Hablo de las matemáticas, pero mencioné también la música. En esos años finales de los 60 y principios de los 70 eran muchos los marihuaneros que sólo fumaban marihuana para escuchar música. De todo: los entonces todavía jóvenes Rolling Stones, el ya viejo Johann Sebastian Bach, la inmemorial quema boliviana del altiplano, las novedosas mezcolanzas electrónicas de instrumentos occidentales made in Japon. Yo la fumaba además para ‘componer’ música, con el mérito añadido de no tener oído musical: todo lo daba la hierba por sí sola. Una noche compuse en la cabeza —letra y música— una canción de los Beatles, en inglés. Y otra tarde una sonata —sólo música, pero en alemán— de Mozart. Por no saber notación musical, ni inglés, ni alemán, todo eso quedó inédito. Y además —sí, lo reconozco: la marihuana es traicionera— lo he olvidado.

Sólo yerba

Con la marihuana se ganan cosas, y otras se pierden para siempre.
El sexo. La traba de la hierba, que refleja las tensiones y afina los sentidos, que expande el tiempo y a veces inclusive llega a inmovilizarlo, eternizando el instante, es una excelente herramienta sexual. Estoy hablando de aquellos años felices, privilegiados en la historia de la humanidad, en que el sexo no sólo era libre, por la relajación de las costumbres y el abandono de los valores familiares que tanto preocupaban a los Papas de Roma y a los presidentes de Estados Unidos, sino que además no era peligroso. Los antibióticos habían convertido la antes temible sífilis en un juego de niños, y aún no existía el sida. Todo eso duró poco, y se acabó cuando Papas y presidentes consiguieron por fin inventar y propagar el sida para meter en cintura la corrupción moral de la juventud de Occidente. Luego vendría, también de la mano de esos sombríos personajes, la ‘guerra frontal contra las drogas’: el cierre definitivo de las puertas abiertas.

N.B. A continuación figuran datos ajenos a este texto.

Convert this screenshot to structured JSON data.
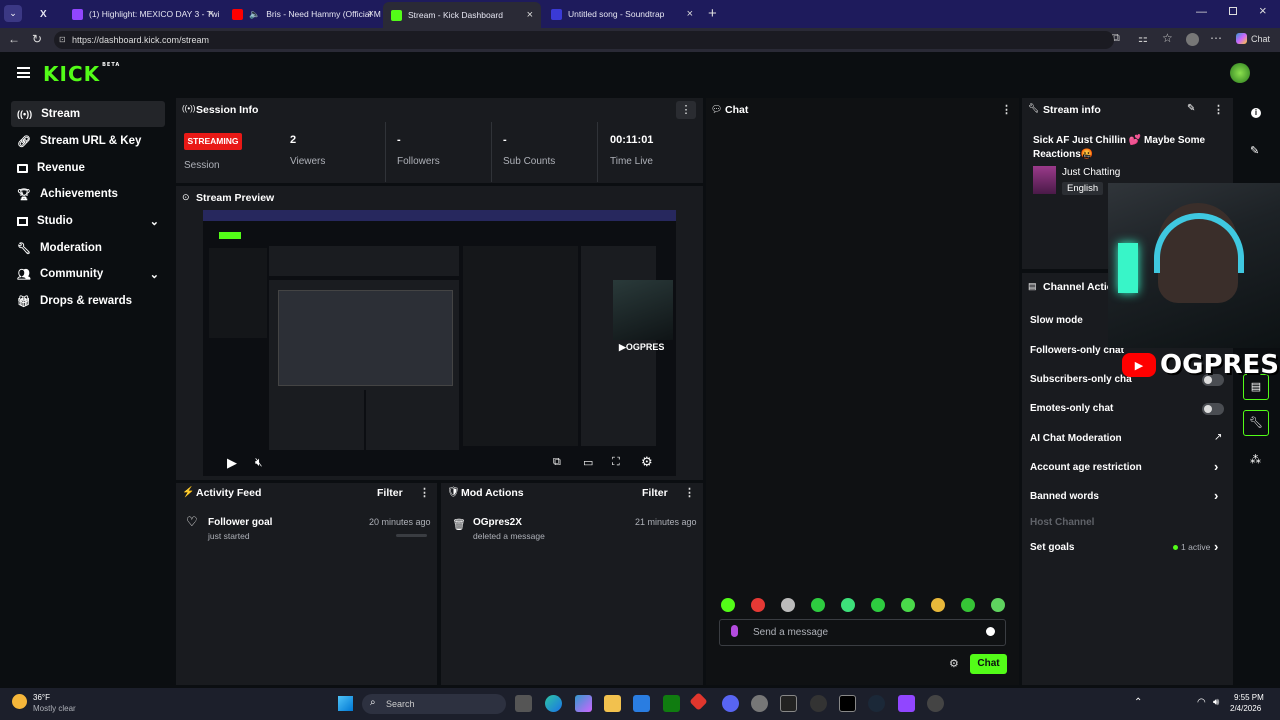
{
  "browser": {
    "tabs": [
      {
        "label": "X"
      },
      {
        "label": "(1) Highlight: MEXICO DAY 3 - Twi"
      },
      {
        "label": "Bris - Need Hammy (Official M"
      },
      {
        "label": "Stream - Kick Dashboard",
        "active": true
      },
      {
        "label": "Untitled song - Soundtrap"
      }
    ],
    "url": "https://dashboard.kick.com/stream",
    "chat_button": "Chat"
  },
  "logo_text": "KICK",
  "logo_badge": "BETA",
  "sidebar": {
    "items": [
      {
        "label": "Stream",
        "icon": "broadcast-icon",
        "active": true
      },
      {
        "label": "Stream URL & Key",
        "icon": "link-icon"
      },
      {
        "label": "Revenue",
        "icon": "revenue-icon"
      },
      {
        "label": "Achievements",
        "icon": "trophy-icon"
      },
      {
        "label": "Studio",
        "icon": "studio-icon",
        "expandable": true
      },
      {
        "label": "Moderation",
        "icon": "wrench-icon"
      },
      {
        "label": "Community",
        "icon": "community-icon",
        "expandable": true
      },
      {
        "label": "Drops & rewards",
        "icon": "drops-icon"
      }
    ]
  },
  "session": {
    "title": "Session Info",
    "badge": "STREAMING",
    "badge_label": "Session",
    "stats": [
      {
        "value": "2",
        "label": "Viewers"
      },
      {
        "value": "-",
        "label": "Followers"
      },
      {
        "value": "-",
        "label": "Sub Counts"
      },
      {
        "value": "00:11:01",
        "label": "Time Live"
      }
    ]
  },
  "preview": {
    "title": "Stream Preview"
  },
  "activity": {
    "title": "Activity Feed",
    "filter": "Filter",
    "items": [
      {
        "title": "Follower goal",
        "sub": "just started",
        "time": "20 minutes ago"
      }
    ]
  },
  "mod_actions": {
    "title": "Mod Actions",
    "filter": "Filter",
    "items": [
      {
        "title": "OGpres2X",
        "sub": "deleted a message",
        "time": "21 minutes ago"
      }
    ]
  },
  "chat": {
    "title": "Chat",
    "placeholder": "Send a message",
    "send": "Chat"
  },
  "stream_info": {
    "title": "Stream info",
    "stream_title": "Sick AF Just Chillin 💕 Maybe Some Reactions🤬",
    "category": "Just Chatting",
    "language": "English"
  },
  "channel_actions": {
    "title": "Channel Actio",
    "rows": [
      {
        "label": "Slow mode"
      },
      {
        "label": "Followers-only chat"
      },
      {
        "label": "Subscribers-only cha"
      },
      {
        "label": "Emotes-only chat"
      },
      {
        "label": "AI Chat Moderation"
      },
      {
        "label": "Account age restriction"
      },
      {
        "label": "Banned words"
      },
      {
        "label": "Host Channel"
      },
      {
        "label": "Set goals"
      }
    ],
    "goals_active": "1 active"
  },
  "overlay": {
    "brand": "OGPRES"
  },
  "taskbar": {
    "weather_temp": "36°F",
    "weather_desc": "Mostly clear",
    "search": "Search",
    "time": "9:55 PM",
    "date": "2/4/2026"
  },
  "colors": {
    "accent": "#53fc18",
    "live": "#e91916",
    "panel": "#191b1f",
    "bg": "#0b0e11"
  }
}
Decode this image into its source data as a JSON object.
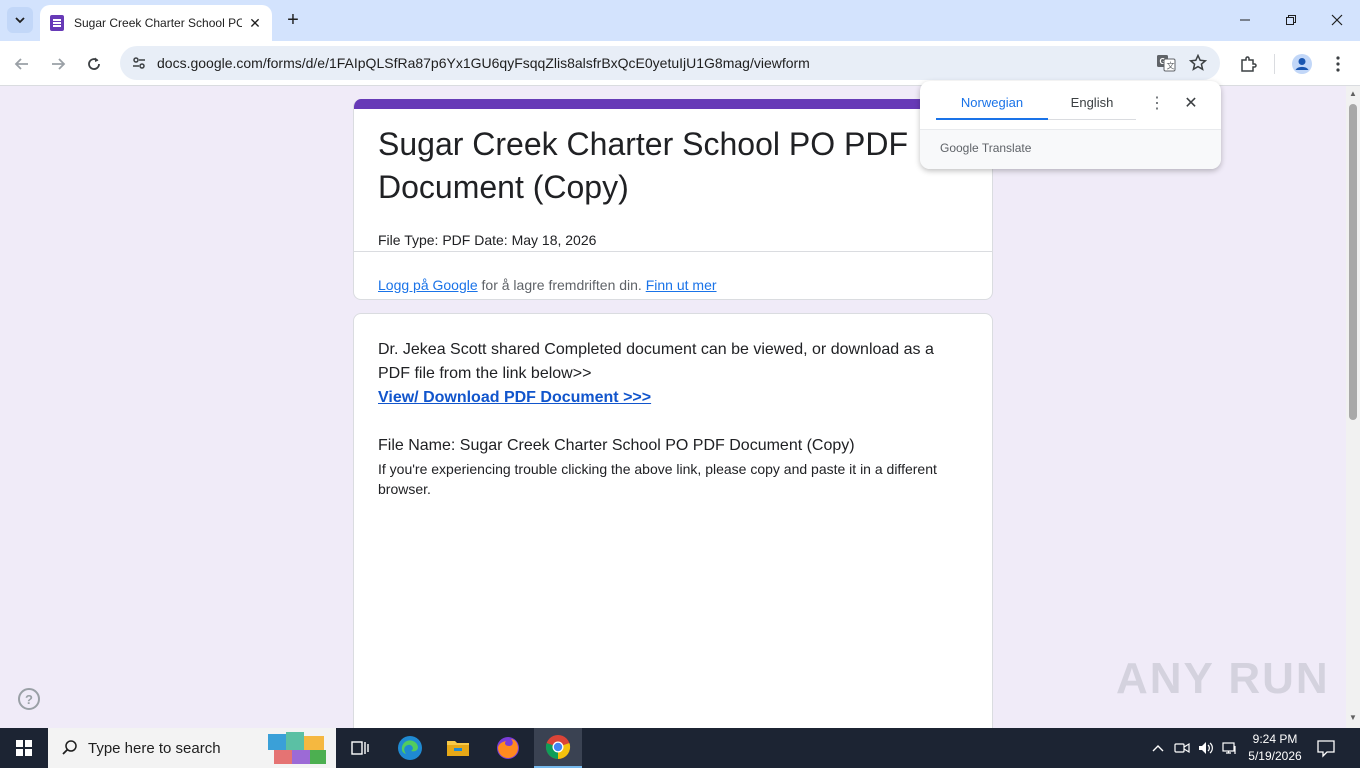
{
  "browser": {
    "tab_title": "Sugar Creek Charter School PO PDF Document (Copy)",
    "url": "docs.google.com/forms/d/e/1FAIpQLSfRa87p6Yx1GU6qyFsqqZlis8alsfrBxQcE0yetuIjU1G8mag/viewform"
  },
  "form": {
    "title": "Sugar Creek Charter School PO PDF Document (Copy)",
    "description": "File Type: PDF Date: May 18, 2026",
    "signin_link": "Logg på Google",
    "signin_text": " for å lagre fremdriften din. ",
    "learn_more": "Finn ut mer",
    "body_text": "Dr. Jekea Scott shared Completed document can be viewed, or download as a PDF file from the link below>>",
    "download_link": "View/ Download PDF Document >>>",
    "file_name": "File Name: Sugar Creek Charter School PO PDF Document (Copy)",
    "trouble_text": "If you're experiencing trouble clicking the above link, please copy and paste it in a different browser."
  },
  "translate": {
    "source_lang": "Norwegian",
    "target_lang": "English",
    "brand": "Google Translate"
  },
  "taskbar": {
    "search_placeholder": "Type here to search",
    "time": "9:24 PM",
    "date": "5/19/2026"
  },
  "watermark": "ANY RUN",
  "colors": {
    "form_accent": "#673ab7",
    "link": "#1a73e8",
    "page_bg": "#f0ebf8",
    "tabstrip": "#d3e3fd"
  }
}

Pero había más. Yo, por ejemplo, consumí buena parte de esos años de traba jugando al ajedrez. Bajo los efectos de la marihuana, una partida podía durar días enteros, como las de Spasski y Fisher. Tal vez no salía tan buena como esas —pues para jugar al ajedrez no basta con drogarse: es necesario además saber jugar al ajedrez—. Pero lo parecía. El ajedrez no es como el billar, digamos: en el billar, cuando uno juega trabado, puede imaginar deslumbrantes carambolas a tres bandas que desafían las leyes de la geometría: pero las intenta, y no salen. En cambio en el ajedrez se demora uno horas, o días, o incluso meses, en darse cuenta de que eso que parecía una defensa siciliana no era una defensa siciliana. Pero, insisto, lo parecía. La hierba crea ilusiones: puertas que tal vez no lo sean en realidad, pero que lo parecen. Visto desde la sobriedad, un enmarihuanado puede parecer un perfecto imbécil, riéndose dulce y locamente de cosas que no existen. Pero, ¿que importa que no existan, si se ríe? Vuelvo a Henri Michaux:, que en sus años tardíos abandonó la experimentación con mezcalina como inspiración de cuadros y poemas, y calificó los efectos alucinatorios de la droga de “miserable miracle”. Miserable, tal vez; pero también milagro.

Un milagro en el filo de la muerte. De nuevo hablo de ilusión: de una muerte ilusoria, pues la marihuana es completamente inofensiva (a diferencia de, pongamos por caso, la aspirina: en Estados Unidos mueren más de 500 personas al año por hemorragias inducidas por un excesivo consumo de aspirina). La muerte ilusoria de la llamada pálida. La primera vez que a mí me dio la pálida creí que me estaba muriendo, o que quizás ya estaba muerto. No podía mover ni un párpado. Me sorprendía ver que los que estaban conmigo en ese trance no me prestaban la menor atención: seguían riéndose de sus cosas de idiotas. Pero en mi sorpresa no había ni rencor ni reproche: que se rían de sus cosas mientras yo aquí me muero: ya morirán ellos también.
Luego no me morí, o al menos no me he muerto todavía. Pero conocí la muerte, como había conocido la defensa siciliana en el ajedrez, sin conocerla en realidad. El miserable milagro de la hierba transmuta la realidad en ilusión, como quien convierte el agua en vino. Y ese fue, conviene recordarlo, el primer milagro que hizo Jesucristo, a instancias de su madre, con ocasión de las bodas de Caná. Después vendrían otros, más prácticos, más utilitarios: sanar a los paralíticos, devolverles la vista a los ciegos, exorcizar a los endemoniados. Pero ese primer milagro consistió en conceder la ebriedad: en abrir puertas.

Abriendo puertas

The doors of perception. Una banda de músicos de aquel entonces se llamaba así, The Doors, explícitamente por eso: porque usaba drogas. Su cantante, Jim Morrison, murió luego de una sobredosis de algo.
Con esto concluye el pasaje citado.